La mediatización es la primacía en el que un personaje puede ser delineado, inventado, configurado y lanzado al ruedo. Donde importan profundamente los ademanes y los barnices publicitarios. En ese espacio se puede votar, incluso, contra los intereses materiales o los derechos conquistados. Casi, como si no tuviera efectos. ¿Qué política hay en el horizonte, cuando lo que triunfó es un modo de gestión de las subjetividades, las creencias, los deseos?
La mediatización no es una novedad del 29, aunque el 29 la elección en la provincia de Buenos Aires pareció transcurrir por esa escena de un modo primordial. El programa de Tinelli no es más que el reconocimiento brutal de esa nueva situación que en el fondo todos intuimos. También los derrotados en la elección, apostadores en la ruleta mediática, ensoñados trabajadores de la imagen que transcurría en esa otra escena. Y, a la vez, ingenuos frente a la corrosión que esa escena trae para la vida política. ¿Cuántas candidaturas se han definido atendiendo al conocimiento de la “gente”? ¿Cuántos funcionarios han llegado a sus cargos de la mano de la medición encuestológica?
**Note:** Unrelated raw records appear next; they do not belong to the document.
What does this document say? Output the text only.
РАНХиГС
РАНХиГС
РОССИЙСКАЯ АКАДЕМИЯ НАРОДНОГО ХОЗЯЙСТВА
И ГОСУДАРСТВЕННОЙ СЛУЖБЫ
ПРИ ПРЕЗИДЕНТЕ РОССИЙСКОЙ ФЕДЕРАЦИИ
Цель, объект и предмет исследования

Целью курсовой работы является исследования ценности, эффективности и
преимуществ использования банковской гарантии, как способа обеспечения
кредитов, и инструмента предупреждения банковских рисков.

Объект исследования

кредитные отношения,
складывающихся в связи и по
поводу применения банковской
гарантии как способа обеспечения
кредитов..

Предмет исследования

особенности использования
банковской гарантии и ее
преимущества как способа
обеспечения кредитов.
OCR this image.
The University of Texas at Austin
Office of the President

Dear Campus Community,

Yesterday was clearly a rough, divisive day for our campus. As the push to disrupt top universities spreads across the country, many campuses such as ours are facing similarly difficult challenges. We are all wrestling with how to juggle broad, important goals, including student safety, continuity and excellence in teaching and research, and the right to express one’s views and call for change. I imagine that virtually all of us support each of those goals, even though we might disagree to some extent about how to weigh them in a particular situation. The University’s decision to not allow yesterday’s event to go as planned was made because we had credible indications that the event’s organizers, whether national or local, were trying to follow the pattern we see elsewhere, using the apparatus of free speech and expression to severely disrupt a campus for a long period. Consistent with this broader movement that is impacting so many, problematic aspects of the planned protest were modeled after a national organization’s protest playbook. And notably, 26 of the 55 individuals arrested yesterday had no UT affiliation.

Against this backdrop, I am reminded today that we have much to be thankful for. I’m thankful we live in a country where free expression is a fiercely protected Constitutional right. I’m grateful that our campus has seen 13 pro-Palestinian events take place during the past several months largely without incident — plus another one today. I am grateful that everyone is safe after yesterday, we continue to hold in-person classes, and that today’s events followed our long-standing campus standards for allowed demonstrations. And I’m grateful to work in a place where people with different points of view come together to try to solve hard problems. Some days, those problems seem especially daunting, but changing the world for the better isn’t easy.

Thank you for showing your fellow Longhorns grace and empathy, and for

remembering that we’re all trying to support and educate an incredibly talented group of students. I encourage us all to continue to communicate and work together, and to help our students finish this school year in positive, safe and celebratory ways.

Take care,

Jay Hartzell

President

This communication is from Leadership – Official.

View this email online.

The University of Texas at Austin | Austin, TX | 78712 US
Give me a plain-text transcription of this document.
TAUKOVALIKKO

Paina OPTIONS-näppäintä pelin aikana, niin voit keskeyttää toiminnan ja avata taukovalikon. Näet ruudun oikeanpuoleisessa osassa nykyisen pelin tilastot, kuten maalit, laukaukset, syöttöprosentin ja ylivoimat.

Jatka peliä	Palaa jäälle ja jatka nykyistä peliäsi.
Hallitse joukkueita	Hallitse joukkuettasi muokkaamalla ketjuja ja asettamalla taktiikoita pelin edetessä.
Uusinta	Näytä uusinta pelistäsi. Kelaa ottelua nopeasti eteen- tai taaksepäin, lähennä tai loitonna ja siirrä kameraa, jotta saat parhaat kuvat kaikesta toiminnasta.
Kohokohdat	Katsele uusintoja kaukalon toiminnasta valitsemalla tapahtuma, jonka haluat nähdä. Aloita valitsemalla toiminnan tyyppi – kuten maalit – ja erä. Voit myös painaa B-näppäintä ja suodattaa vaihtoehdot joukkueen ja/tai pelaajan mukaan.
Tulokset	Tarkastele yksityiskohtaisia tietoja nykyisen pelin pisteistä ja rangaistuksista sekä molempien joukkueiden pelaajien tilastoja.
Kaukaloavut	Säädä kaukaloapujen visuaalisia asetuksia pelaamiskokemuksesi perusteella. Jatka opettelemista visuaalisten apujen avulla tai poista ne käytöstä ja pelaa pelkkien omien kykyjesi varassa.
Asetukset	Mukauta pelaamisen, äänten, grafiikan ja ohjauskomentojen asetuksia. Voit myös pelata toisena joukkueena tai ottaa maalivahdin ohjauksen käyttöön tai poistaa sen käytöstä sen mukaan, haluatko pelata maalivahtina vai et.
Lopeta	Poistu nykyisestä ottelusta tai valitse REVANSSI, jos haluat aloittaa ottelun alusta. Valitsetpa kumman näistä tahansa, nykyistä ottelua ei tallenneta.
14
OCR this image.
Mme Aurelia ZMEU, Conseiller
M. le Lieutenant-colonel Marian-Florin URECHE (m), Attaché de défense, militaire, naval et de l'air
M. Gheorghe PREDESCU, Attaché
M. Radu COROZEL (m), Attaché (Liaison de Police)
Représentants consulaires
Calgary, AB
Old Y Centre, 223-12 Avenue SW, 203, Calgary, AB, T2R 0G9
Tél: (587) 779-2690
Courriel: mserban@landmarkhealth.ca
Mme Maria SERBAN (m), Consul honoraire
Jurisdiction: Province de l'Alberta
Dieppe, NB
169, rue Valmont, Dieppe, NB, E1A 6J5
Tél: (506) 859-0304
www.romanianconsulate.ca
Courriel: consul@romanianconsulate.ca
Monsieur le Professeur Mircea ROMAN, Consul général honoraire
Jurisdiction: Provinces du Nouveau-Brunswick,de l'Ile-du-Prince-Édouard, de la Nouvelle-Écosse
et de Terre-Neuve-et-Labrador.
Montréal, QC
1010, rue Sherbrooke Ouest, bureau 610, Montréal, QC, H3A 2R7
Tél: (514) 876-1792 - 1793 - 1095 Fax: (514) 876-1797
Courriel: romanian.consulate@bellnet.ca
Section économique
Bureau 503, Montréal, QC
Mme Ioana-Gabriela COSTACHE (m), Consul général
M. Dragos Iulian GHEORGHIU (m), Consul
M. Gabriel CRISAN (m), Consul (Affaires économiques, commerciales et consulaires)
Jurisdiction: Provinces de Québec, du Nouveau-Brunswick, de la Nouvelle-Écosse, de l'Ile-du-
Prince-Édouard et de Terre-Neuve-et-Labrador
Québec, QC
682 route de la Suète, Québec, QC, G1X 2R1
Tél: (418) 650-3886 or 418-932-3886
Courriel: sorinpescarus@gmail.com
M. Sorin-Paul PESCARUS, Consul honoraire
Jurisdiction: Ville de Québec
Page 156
En estos días amargos que sucedieron a la elección, no pocos han señalado que el problema para el kirchnerismo es la ausencia de organización política. No creo haberme eximido de oblar mi aporte a ese comentario. Es la escena en la que, se sospecha, podría transcurrir la política no mediática. Quizás. Pero también habría que pensar una escena alternativa a la de la organización. Una escena producida por actos, movilizaciones y rasgaduras simbólicas. Se podría decir mejor pero sólo lo intuyo en esta forma balbuceante: una escena que no sea la territorialidad del partido ni la luminosidad del set. Que sea, más bien, la que sólo muy de vez en cuando aparece: la de la invención política. En esas imaginaciones se dirime también el destino de estos años. Porque si no existen tampoco estarán a salvo las imaginaciones anteriores.
* Socióloga, ensayista, docente de la Facultad de Ciencias Sociales (UBA).